Yes, I go days without showering. I always do before i have to be somewhere important, but f you catch me at the store and i have a swarm of flies following..... yea... my kids are bathed almost every night though... routine, remember? In fact, as I write this, I am still wearing the clothes I put on yesterday afternoon with all of the lovely crusty toddler crumbs that comes from feeding stuck to it.

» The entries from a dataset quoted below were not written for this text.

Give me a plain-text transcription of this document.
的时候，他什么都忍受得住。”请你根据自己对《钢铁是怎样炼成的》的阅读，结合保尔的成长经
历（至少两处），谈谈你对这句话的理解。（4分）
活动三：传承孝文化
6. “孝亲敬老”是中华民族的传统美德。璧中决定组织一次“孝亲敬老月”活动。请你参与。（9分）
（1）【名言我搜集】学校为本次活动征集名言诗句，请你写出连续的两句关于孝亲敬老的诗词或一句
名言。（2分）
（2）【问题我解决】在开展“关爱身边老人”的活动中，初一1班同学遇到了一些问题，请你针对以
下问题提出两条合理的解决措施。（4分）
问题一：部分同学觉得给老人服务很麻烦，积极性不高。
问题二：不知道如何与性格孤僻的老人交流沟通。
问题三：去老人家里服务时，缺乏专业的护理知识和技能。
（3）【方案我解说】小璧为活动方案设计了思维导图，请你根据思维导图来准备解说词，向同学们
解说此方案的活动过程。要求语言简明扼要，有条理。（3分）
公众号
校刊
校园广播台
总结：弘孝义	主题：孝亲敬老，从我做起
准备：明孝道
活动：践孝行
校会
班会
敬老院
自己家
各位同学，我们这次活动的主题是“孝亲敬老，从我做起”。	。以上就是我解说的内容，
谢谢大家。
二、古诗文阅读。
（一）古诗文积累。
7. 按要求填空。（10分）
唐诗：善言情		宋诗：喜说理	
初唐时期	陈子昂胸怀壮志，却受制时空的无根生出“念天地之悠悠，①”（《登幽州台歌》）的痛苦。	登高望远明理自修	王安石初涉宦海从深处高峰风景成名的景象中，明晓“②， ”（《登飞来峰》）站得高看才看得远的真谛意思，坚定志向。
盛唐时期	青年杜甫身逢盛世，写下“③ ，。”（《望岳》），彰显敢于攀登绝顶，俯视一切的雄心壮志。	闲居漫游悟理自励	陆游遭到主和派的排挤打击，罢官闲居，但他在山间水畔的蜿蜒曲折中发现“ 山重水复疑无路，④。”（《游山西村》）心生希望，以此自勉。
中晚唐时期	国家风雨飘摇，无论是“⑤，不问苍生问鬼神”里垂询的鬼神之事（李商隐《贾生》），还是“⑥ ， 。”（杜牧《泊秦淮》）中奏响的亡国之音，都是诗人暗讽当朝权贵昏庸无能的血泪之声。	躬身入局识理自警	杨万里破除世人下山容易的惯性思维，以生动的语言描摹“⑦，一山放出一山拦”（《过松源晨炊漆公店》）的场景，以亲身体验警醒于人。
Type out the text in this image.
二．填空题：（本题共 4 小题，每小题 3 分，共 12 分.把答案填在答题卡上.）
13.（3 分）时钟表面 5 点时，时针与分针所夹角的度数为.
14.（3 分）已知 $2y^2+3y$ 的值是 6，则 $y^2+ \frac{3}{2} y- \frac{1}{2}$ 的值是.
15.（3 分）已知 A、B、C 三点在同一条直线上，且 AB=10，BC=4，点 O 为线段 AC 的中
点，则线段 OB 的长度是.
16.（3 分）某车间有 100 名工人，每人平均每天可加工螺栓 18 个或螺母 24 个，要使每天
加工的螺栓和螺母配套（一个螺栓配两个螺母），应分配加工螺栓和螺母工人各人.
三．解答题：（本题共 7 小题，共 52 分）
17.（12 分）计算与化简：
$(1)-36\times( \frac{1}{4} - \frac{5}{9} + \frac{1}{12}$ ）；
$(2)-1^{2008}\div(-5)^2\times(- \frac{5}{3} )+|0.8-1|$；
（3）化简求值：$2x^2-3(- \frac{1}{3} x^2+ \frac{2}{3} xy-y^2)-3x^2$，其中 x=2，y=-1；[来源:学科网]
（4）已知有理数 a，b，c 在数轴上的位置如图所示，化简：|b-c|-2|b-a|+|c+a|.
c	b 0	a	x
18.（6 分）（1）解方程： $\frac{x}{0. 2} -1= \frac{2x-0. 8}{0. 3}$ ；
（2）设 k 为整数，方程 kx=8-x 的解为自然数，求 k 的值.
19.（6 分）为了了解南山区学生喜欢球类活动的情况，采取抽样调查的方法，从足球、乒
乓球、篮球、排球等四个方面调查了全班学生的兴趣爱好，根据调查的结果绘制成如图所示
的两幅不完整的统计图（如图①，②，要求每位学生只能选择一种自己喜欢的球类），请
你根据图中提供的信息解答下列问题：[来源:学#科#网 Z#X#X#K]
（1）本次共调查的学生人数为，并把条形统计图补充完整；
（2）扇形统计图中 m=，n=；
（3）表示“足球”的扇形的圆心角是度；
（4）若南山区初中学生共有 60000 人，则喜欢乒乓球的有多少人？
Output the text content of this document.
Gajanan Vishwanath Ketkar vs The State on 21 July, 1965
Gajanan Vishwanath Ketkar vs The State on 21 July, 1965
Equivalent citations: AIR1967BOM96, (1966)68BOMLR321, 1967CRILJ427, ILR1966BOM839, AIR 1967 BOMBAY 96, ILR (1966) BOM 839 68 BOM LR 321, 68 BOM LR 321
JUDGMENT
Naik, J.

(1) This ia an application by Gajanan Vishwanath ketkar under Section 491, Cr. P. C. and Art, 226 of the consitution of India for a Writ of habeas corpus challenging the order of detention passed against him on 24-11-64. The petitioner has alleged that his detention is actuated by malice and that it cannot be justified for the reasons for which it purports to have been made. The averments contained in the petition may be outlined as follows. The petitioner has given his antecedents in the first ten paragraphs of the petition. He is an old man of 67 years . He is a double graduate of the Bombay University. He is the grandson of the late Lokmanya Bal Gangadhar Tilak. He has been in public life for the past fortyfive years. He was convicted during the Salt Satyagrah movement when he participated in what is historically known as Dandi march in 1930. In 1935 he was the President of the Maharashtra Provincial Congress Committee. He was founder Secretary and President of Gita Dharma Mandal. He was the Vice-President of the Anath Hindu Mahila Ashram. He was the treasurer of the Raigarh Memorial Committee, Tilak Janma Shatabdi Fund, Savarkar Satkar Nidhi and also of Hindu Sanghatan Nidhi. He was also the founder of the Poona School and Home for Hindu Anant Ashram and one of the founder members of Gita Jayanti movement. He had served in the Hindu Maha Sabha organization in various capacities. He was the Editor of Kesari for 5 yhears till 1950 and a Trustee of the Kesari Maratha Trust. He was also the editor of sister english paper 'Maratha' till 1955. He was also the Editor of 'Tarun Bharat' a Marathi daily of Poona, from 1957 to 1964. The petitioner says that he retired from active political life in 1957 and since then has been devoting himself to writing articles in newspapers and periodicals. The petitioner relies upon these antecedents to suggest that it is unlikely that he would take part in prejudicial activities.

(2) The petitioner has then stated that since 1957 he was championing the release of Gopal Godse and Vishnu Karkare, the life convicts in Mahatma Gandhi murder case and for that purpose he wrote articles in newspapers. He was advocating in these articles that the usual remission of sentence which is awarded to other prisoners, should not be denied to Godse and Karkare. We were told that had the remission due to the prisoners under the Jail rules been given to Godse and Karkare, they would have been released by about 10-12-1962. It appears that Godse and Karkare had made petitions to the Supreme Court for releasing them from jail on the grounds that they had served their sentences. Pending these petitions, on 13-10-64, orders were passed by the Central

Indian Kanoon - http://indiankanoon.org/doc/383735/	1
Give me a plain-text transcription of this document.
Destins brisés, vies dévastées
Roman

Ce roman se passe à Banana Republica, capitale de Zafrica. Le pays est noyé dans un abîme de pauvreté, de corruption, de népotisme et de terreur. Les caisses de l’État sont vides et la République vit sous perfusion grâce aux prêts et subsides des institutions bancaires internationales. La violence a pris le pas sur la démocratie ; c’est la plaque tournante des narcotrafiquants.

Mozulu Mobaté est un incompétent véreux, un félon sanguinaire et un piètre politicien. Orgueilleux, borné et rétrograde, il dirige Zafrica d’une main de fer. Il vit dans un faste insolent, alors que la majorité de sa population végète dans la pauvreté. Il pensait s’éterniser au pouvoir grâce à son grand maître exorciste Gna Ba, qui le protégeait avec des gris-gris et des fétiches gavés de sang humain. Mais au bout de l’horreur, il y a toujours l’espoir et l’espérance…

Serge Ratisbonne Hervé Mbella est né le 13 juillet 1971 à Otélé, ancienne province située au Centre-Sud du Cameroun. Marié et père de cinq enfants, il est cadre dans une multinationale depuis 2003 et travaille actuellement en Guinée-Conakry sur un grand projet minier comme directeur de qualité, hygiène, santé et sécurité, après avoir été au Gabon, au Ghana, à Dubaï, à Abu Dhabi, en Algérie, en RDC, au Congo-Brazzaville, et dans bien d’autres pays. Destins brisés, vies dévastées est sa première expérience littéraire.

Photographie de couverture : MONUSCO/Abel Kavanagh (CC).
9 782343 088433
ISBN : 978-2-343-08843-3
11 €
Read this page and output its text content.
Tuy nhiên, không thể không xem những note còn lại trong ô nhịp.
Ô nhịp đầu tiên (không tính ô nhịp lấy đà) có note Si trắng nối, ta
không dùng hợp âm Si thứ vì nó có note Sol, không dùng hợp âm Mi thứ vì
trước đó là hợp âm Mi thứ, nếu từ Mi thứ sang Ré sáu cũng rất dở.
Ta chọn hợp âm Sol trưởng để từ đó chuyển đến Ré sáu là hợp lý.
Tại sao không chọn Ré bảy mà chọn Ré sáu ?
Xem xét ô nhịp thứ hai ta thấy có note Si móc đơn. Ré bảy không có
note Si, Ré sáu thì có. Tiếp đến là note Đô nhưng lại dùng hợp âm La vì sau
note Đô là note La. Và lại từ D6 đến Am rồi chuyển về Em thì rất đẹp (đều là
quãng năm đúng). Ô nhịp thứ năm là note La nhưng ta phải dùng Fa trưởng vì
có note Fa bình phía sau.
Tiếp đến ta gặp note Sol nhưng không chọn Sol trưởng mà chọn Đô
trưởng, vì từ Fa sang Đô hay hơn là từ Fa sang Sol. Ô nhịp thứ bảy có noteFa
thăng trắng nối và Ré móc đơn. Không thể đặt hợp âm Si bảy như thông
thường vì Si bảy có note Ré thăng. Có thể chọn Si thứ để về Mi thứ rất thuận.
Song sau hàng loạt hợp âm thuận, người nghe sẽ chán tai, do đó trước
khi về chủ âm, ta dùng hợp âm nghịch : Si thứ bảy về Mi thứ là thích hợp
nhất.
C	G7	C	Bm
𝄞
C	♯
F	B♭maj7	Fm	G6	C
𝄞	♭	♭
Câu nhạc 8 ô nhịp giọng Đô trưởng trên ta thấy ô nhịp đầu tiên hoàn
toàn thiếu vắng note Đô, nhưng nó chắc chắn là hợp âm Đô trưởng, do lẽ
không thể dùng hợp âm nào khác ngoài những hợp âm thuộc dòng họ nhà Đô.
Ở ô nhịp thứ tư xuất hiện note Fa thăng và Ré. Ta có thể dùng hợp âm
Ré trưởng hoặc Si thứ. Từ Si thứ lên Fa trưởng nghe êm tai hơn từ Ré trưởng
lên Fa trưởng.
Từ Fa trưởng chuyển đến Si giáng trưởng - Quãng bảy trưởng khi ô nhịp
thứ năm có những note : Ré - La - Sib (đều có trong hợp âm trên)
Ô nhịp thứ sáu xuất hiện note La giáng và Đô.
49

I have had people watch the kids in the past, and I either make a mad dash to shove everything into every hidden crevice I can find so they do not ever really see the condition of my house, or I bring them to their house and wonder what I will have to do without in order to pay for them to watch my kids while I go clean, or lie and say I am cleaning but take a nap. A 50 dollar nap.....
This is what happens when the church you attend is no longer meeting the needs of your special needs child. When you are patient, and do all of this research, and educate yourself on some solutions that might work and you get shot down time and time again. I know God is calling me to do something for other families like mine. this is bigger than just MY family.
it feels as if the whole of society has chosen to shun me and our family. The school district, people I called friends, family, strangers in public, church. I feel like David amongst a society of Goliaths. I cannot tackle it all, and I am letting God take over.
There are a few.... A very select few who have stuck around. They are the ones who you would least expect to help. other parents of special needs kids.... Although our contact may be that ONE time, it is what we have in common that makes me feel that I am normal considering my situation. There is a friend, who spends her work day dedicated to the youngest of children with developmental delays. She has occasionally spent her own time watching my kids. She tells me that we don't have to pay her, but if ANYONE deserves the money, it is her. Her family has their own struggles, including some hefty medical bills. They are struggling financially so the extra cash from babysitting comes in handy. The WHOLE family is awesome with the kids. It may be months between visits to her house, but she is pretty much it.
What I wouldn't give for a girls night out and some girls to go hang out with. I wonder what it would be like to come home to a house that is somewhat livable. I dream of the day when I don't have to scrape poop out of carpet and off of walls... Or change diapers for that matter. It would feel like I hit the lottery if, and when I hear my older son say " thanks, mom". I know, this too shall pass, but for right now....
Don't mind me. I am just going crazy.